I’m probably way off on this, but I wonder: Is that what changed and allowed the TSP to continue? The timing would be right, as the changes from Goldsmith/Comey et. al. started in 2004 and the Protect America Act came around to formally approve the TSP program (at least in some form) in 2007. And recall yesterday’s post on the NSA call records program, and in particular the legal ambiguity that led to FISA court orders allowing it:
Section 1861 says that the “things” that are collected must be relevant to a national security investigation or threat assessment, but it says nothing about the scope of the things obtained. When dealing with a physical object, we naturally treat relevance on an object-by-object basis. Sets of records are different. If Verizon has a database containing records of billions of phone calls made by millions of customers, is that database a single thing, millions of things, or billions of things? Is relevance measured by each record, each customer, or the relevance of the entire database as a whole? If the entire massive database has a single record that is relevant, does that make the entire database relevant, too? The statute doesn’t directly answer that, it seems to me. But certainly it’s surprising — and troubling — if the Section 1861 relevance standard is being interpreted at the database-by-database level.

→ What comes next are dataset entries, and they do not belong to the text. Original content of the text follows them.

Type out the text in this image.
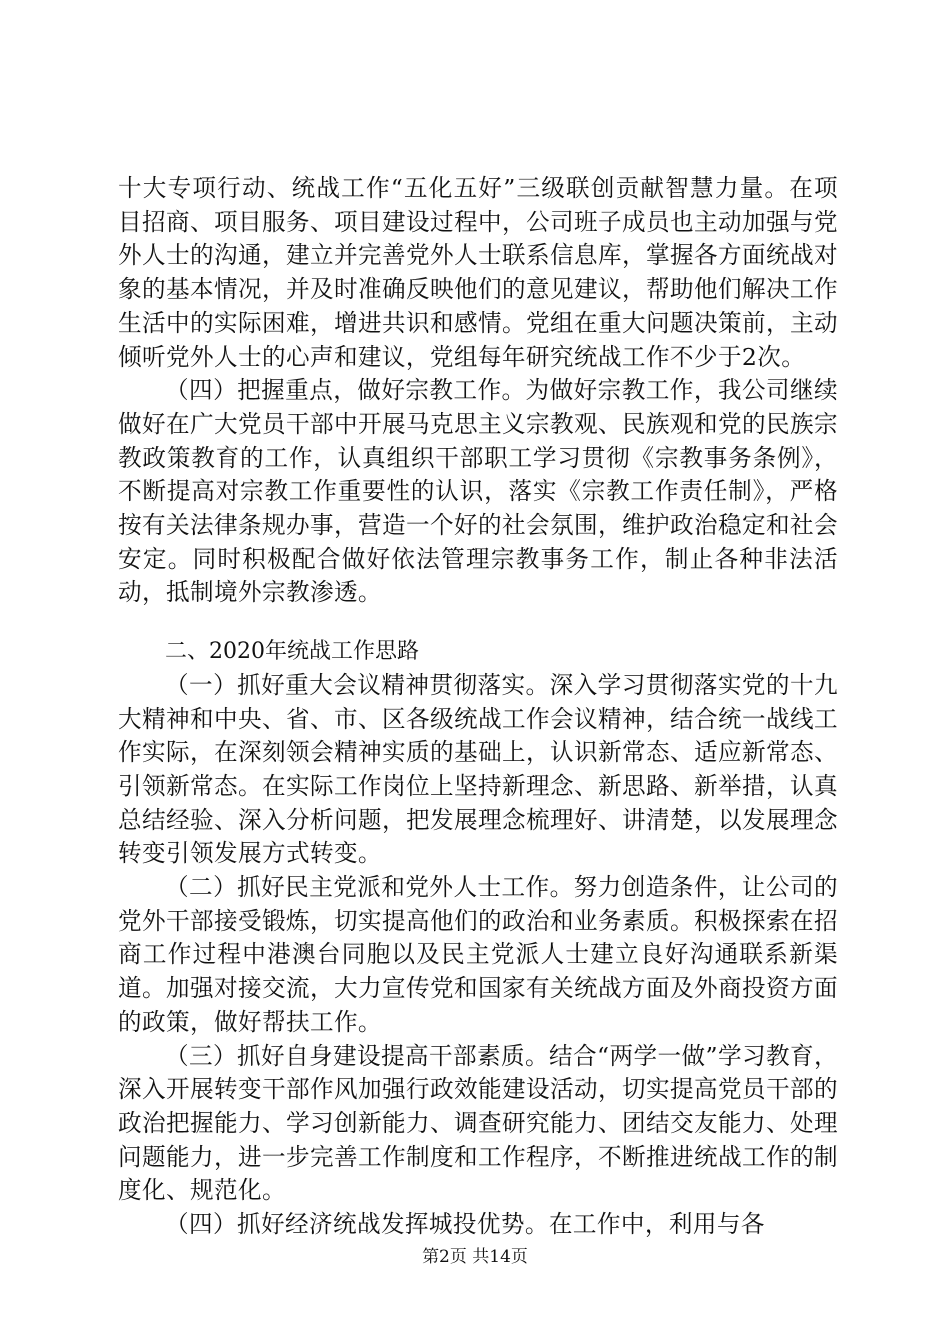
十大专项行动、统战工作“五化五好”三级联创贡献智慧力量。在项目招商、项目服务、项目建设过程中，公司班子成员也主动加强与党外人士的沟通，建立并完善党外人士联系信息库，掌握各方面统战对象的基本情况，并及时准确反映他们的意见建议，帮助他们解决工作生活中的实际困难，增进共识和感情。党组在重大问题决策前，主动倾听党外人士的心声和建议，党组每年研究统战工作不少于2次。

（四）把握重点，做好宗教工作。为做好宗教工作，我公司继续做好在广大党员干部中开展马克思主义宗教观、民族观和党的民族宗教政策教育的工作，认真组织干部职工学习贯彻《宗教事务条例》，不断提高对宗教工作重要性的认识，落实《宗教工作责任制》，严格按有关法律条规办事，营造一个好的社会氛围，维护政治稳定和社会安定。同时积极配合做好依法管理宗教事务工作，制止各种非法活动，抵制境外宗教渗透。

二、2020年统战工作思路

（一）抓好重大会议精神贯彻落实。深入学习贯彻落实党的十九大精神和中央、省、市、区各级统战工作会议精神，结合统一战线工作实际，在深刻领会精神实质的基础上，认识新常态、适应新常态、引领新常态。在实际工作岗位上坚持新理念、新思路、新举措，认真总结经验、深入分析问题，把发展理念梳理好、讲清楚，以发展理念转变引领发展方式转变。

（二）抓好民主党派和党外人士工作。努力创造条件，让公司的党外干部接受锻炼，切实提高他们的政治和业务素质。积极探索在招商工作过程中港澳台同胞以及民主党派人士建立良好沟通联系新渠道。加强对接交流，大力宣传党和国家有关统战方面及外商投资方面的政策，做好帮扶工作。

（三）抓好自身建设提高干部素质。结合“两学一做”学习教育，深入开展转变干部作风加强行政效能建设活动，切实提高党员干部的政治把握能力、学习创新能力、调查研究能力、团结交友能力、处理问题能力，进一步完善工作制度和工作程序，不断推进统战工作的制度化、规范化。

（四）抓好经济统战发挥城投优势。在工作中，利用与各

第2页 共14页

Maybe I’m just misreading the two paragraphs from today’s Post story, but it sounds like there was a similarly broad reinterpretation of FISA in 2004. By reading a massive data set as a “facility,” the government could get FISA court orders allowing massive-scale surveillance from the 2004-07 period.
Did that authorize the TSP, at least formally? Maybe. Although maybe I’m way off. Think about it: If that authorized the TSP, it would mean that the Bush Administration’s TSP actually did have a warrant — it’s just that it was a single warrant for the entire program. It seems hard to believe that the Bush Administration wouldn’t have let on about that if there were such an order from the FISA court. But then the order was and still is classified, so I suppose it’s possible that they didn’t acknowledge the existence of the warrant even though it existed.
Anyway, just some uninformed speculation on my part. I’m curious what readers think.